Cette vignette pourra être obtenue sur demande, par courrier ou internet, auprès du système d'immatriculation des véhicules (SIV).
Le certificat sera gratuit durant les six premiers mois de mise en place, puis facturé environ 5 euros, coût de fabrication et d'envoi.
Pour limiter les fraudes, il comportera un "flashcode" avec une signature numérique, précise le ministère de l'Ecologie.
 
Les véhicules seront classés de 1 à 6, des moins aux plus polluants (émissions d'oxydes d'azote, particules).
Au départ, le ministère de l'Intérieur avait imaginé une vignette verte, avec toute une palette de dégradés selon le niveau de pollution des véhicules.
Pour plus de lisibilité, elles seront finalement de couleurs différentes. Par exemple vert pour la catégorie 1 (normes Euro 5 et 6 pour les véhicules à essence à partir du 1er janvier 2011). Ou gris en catégorie 6 (véhicules diesel ou essence immatriculés pour la 1e fois avant fin décembre 1996).
Certains véhicules d'intervention et d'urgence pourront bénéficier d’une dérogation.
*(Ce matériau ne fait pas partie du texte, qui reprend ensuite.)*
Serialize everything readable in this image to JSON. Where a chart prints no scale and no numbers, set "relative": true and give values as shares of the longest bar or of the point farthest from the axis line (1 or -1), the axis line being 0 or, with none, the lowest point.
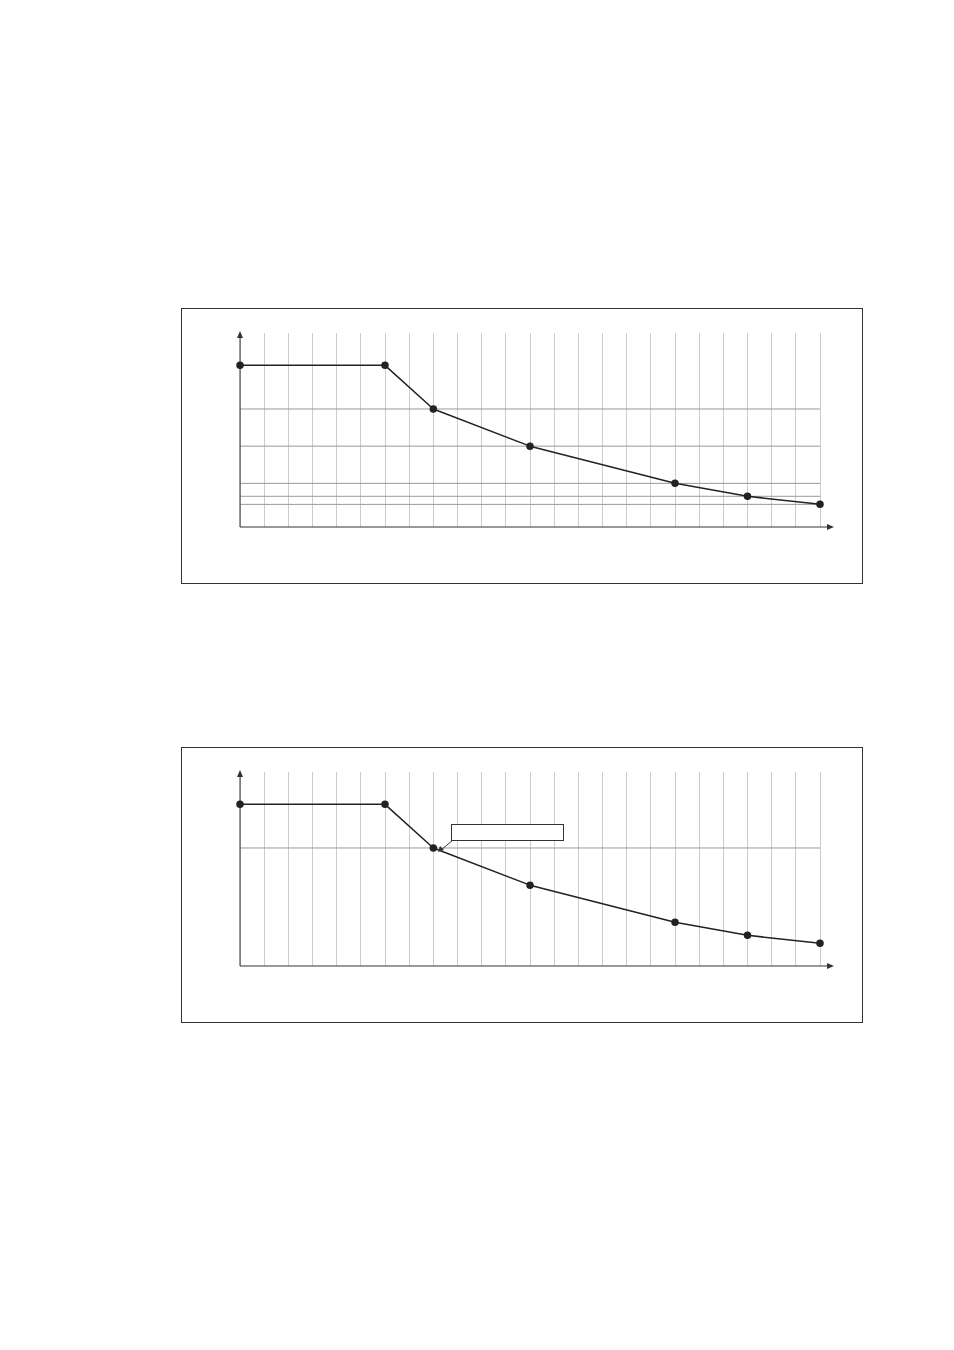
{
  "chart_data": [
    {
      "type": "line",
      "relative": true,
      "categories": [
        null,
        null,
        null,
        null,
        null,
        null,
        null,
        null,
        null,
        null,
        null,
        null,
        null,
        null,
        null,
        null,
        null,
        null,
        null,
        null,
        null,
        null,
        null,
        null,
        null
      ],
      "color": "#222222",
      "marker": "circle",
      "grid": "x",
      "tick_labels": false,
      "values": [
        1,
        null,
        null,
        null,
        null,
        null,
        1,
        null,
        0.73,
        null,
        null,
        null,
        0.5,
        null,
        null,
        null,
        null,
        null,
        0.27,
        null,
        null,
        0.19,
        null,
        null,
        0.14
      ],
      "ref_lines": [
        {
          "axis": "y",
          "value": 0.73,
          "color": "#999999"
        },
        {
          "axis": "y",
          "value": 0.5,
          "color": "#999999"
        },
        {
          "axis": "y",
          "value": 0.27,
          "color": "#999999"
        },
        {
          "axis": "y",
          "value": 0.19,
          "color": "#999999"
        },
        {
          "axis": "y",
          "value": 0.14,
          "color": "#999999"
        }
      ]
    },
    {
      "type": "line",
      "relative": true,
      "categories": [
        null,
        null,
        null,
        null,
        null,
        null,
        null,
        null,
        null,
        null,
        null,
        null,
        null,
        null,
        null,
        null,
        null,
        null,
        null,
        null,
        null,
        null,
        null,
        null,
        null
      ],
      "color": "#222222",
      "marker": "circle",
      "grid": "x",
      "tick_labels": false,
      "values": [
        1,
        null,
        null,
        null,
        null,
        null,
        1,
        null,
        0.73,
        null,
        null,
        null,
        0.5,
        null,
        null,
        null,
        null,
        null,
        0.27,
        null,
        null,
        0.19,
        null,
        null,
        0.14
      ],
      "ref_lines": [
        {
          "axis": "y",
          "value": 0.73,
          "color": "#999999"
        }
      ]
    }
  ]
}
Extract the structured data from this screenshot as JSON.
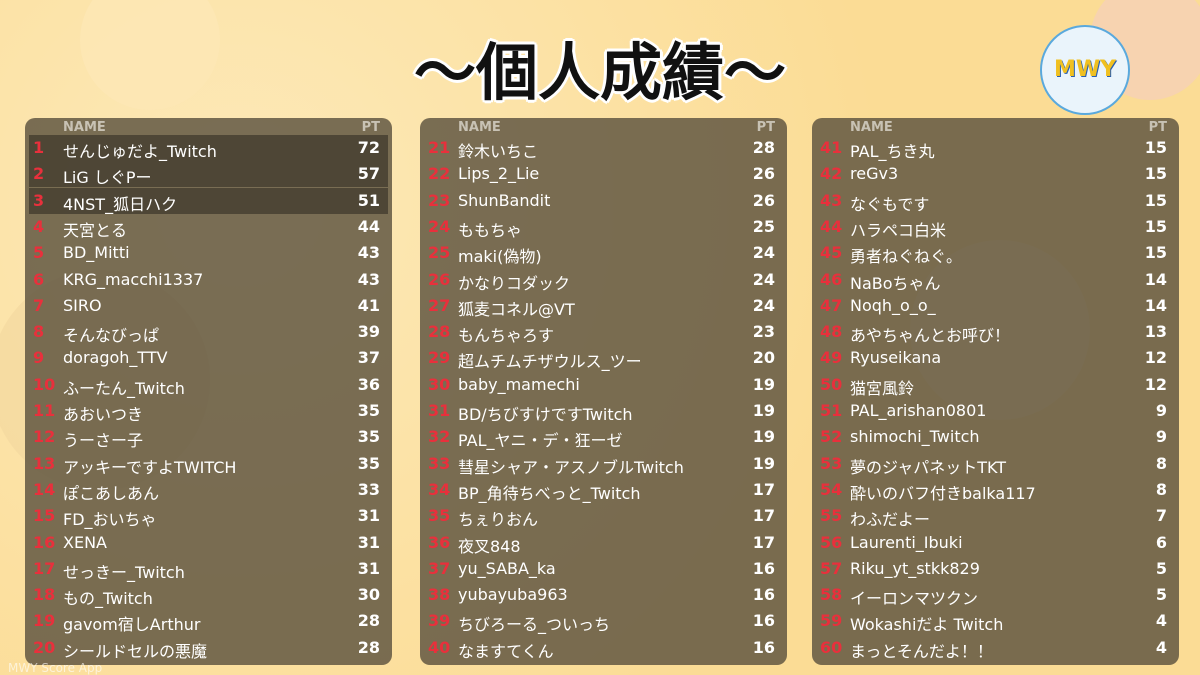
{
  "title": "〜個人成績〜",
  "logo": "MWY",
  "footer": "MWY Score App",
  "tables": [
    {
      "header": {
        "name": "NAME",
        "pt": "PT"
      },
      "rows": [
        [
          1,
          "せんじゅだよ_Twitch",
          72
        ],
        [
          2,
          "LiG しぐPー",
          57
        ],
        [
          3,
          "4NST_狐日ハク",
          51
        ],
        [
          4,
          "天宮とる",
          44
        ],
        [
          5,
          "BD_Mitti",
          43
        ],
        [
          6,
          "KRG_macchi1337",
          43
        ],
        [
          7,
          "SIRO",
          41
        ],
        [
          8,
          "そんなびっぱ",
          39
        ],
        [
          9,
          "doragoh_TTV",
          37
        ],
        [
          10,
          "ふーたん_Twitch",
          36
        ],
        [
          11,
          "あおいつき",
          35
        ],
        [
          12,
          "うーさー子",
          35
        ],
        [
          13,
          "アッキーですよTWITCH",
          35
        ],
        [
          14,
          "ぽこあしあん",
          33
        ],
        [
          15,
          "FD_おいちゃ",
          31
        ],
        [
          16,
          "XENA",
          31
        ],
        [
          17,
          "せっきー_Twitch",
          31
        ],
        [
          18,
          "もの_Twitch",
          30
        ],
        [
          19,
          "gavom宿しArthur",
          28
        ],
        [
          20,
          "シールドセルの悪魔",
          28
        ]
      ]
    },
    {
      "header": {
        "name": "NAME",
        "pt": "PT"
      },
      "rows": [
        [
          21,
          "鈴木いちこ",
          28
        ],
        [
          22,
          "Lips_2_Lie",
          26
        ],
        [
          23,
          "ShunBandit",
          26
        ],
        [
          24,
          "ももちゃ",
          25
        ],
        [
          25,
          "maki(偽物)",
          24
        ],
        [
          26,
          "かなりコダック",
          24
        ],
        [
          27,
          "狐麦コネル@VT",
          24
        ],
        [
          28,
          "もんちゃろす",
          23
        ],
        [
          29,
          "超ムチムチザウルス_ツー",
          20
        ],
        [
          30,
          "baby_mamechi",
          19
        ],
        [
          31,
          "BD/ちびすけですTwitch",
          19
        ],
        [
          32,
          "PAL_ヤニ・デ・狂ーゼ",
          19
        ],
        [
          33,
          "彗星シャア・アスノブルTwitch",
          19
        ],
        [
          34,
          "BP_角待ちべっと_Twitch",
          17
        ],
        [
          35,
          "ちぇりおん",
          17
        ],
        [
          36,
          "夜叉848",
          17
        ],
        [
          37,
          "yu_SABA_ka",
          16
        ],
        [
          38,
          "yubayuba963",
          16
        ],
        [
          39,
          "ちびろーる_ついっち",
          16
        ],
        [
          40,
          "なますてくん",
          16
        ]
      ]
    },
    {
      "header": {
        "name": "NAME",
        "pt": "PT"
      },
      "rows": [
        [
          41,
          "PAL_ちき丸",
          15
        ],
        [
          42,
          "reGv3",
          15
        ],
        [
          43,
          "なぐもです",
          15
        ],
        [
          44,
          "ハラペコ白米",
          15
        ],
        [
          45,
          "勇者ねぐねぐ。",
          15
        ],
        [
          46,
          "NaBoちゃん",
          14
        ],
        [
          47,
          "Noqh_o_o_",
          14
        ],
        [
          48,
          "あやちゃんとお呼び！",
          13
        ],
        [
          49,
          "Ryuseikana",
          12
        ],
        [
          50,
          "猫宮風鈴",
          12
        ],
        [
          51,
          "PAL_arishan0801",
          9
        ],
        [
          52,
          "shimochi_Twitch",
          9
        ],
        [
          53,
          "夢のジャパネットTKT",
          8
        ],
        [
          54,
          "酔いのバフ付きbalka117",
          8
        ],
        [
          55,
          "わふだよー",
          7
        ],
        [
          56,
          "Laurenti_Ibuki",
          6
        ],
        [
          57,
          "Riku_yt_stkk829",
          5
        ],
        [
          58,
          "イーロンマツクン",
          5
        ],
        [
          59,
          "Wokashiだよ Twitch",
          4
        ],
        [
          60,
          "まっとそんだよ！！",
          4
        ]
      ]
    }
  ]
}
Les véhicules électriques seront "hors concours", en bleu, autorisés à circuler dans les meilleures conditions.
 
Pour Ségolène Royal, il n'était pas question de classer les nouveaux modèles diesel en 1 (vert), en dépit des affirmations des constructeurs sur la qualité de leurs derniers-nés.
"Il y a un signal à donner pour préparer l'après-diesel. Les Français n'auraient plus rien compris", dit-elle.
 
Pour les deux-roues, véhicules utilitaires légers, poids lourds et autocars, le principe de la pastille est le même, avec une classification différente selon les normes Euro.
En France, une "pastille verte" avait déjà été mise en place en 1998 par le gouvernement Jospin, attribuée aux véhicules les moins polluants, ainsi autorisés à circuler les jours de forte pollution. Le dispositif avait été abandonné cinq ans plus tard faute d'efficacité, devant le nombre de dérogations, et l'expérience - unique - de la circulation alternée jamais renouvelée.
L'identification des véhicules en fonction de leurs émissions de polluants est prévue par un article du code de la route.
Ainsi, l'automobiliste peut, selon son certificat et les règles prises par les maires, circuler dans les zones de circulation restreinte, bénéficier de modalités de stationnement ou circulation favorables.
 
Dans les quelque 200 villes européennes où des périmètres d'accès restreint existent déjà, le mode d'identification des voitures varie, de la vignette en Allemagne à la plus sophistiquée et plus coûteuse reconnaissance des plaques par caméras en Grande-Bretagne.
Qu'il s'agisse de vidéosurveillance ou de contrôle visuel par la police, le respect de ces zones "repose en grande partie sur les moyens de surveillance déployés", souligne l'Agence de la maîtrise de l'énergie (Ademe), dans une étude sur les zones à faibles émissions en Europe qui confirme leur efficacité dans la lutte contre la pollution de l'air.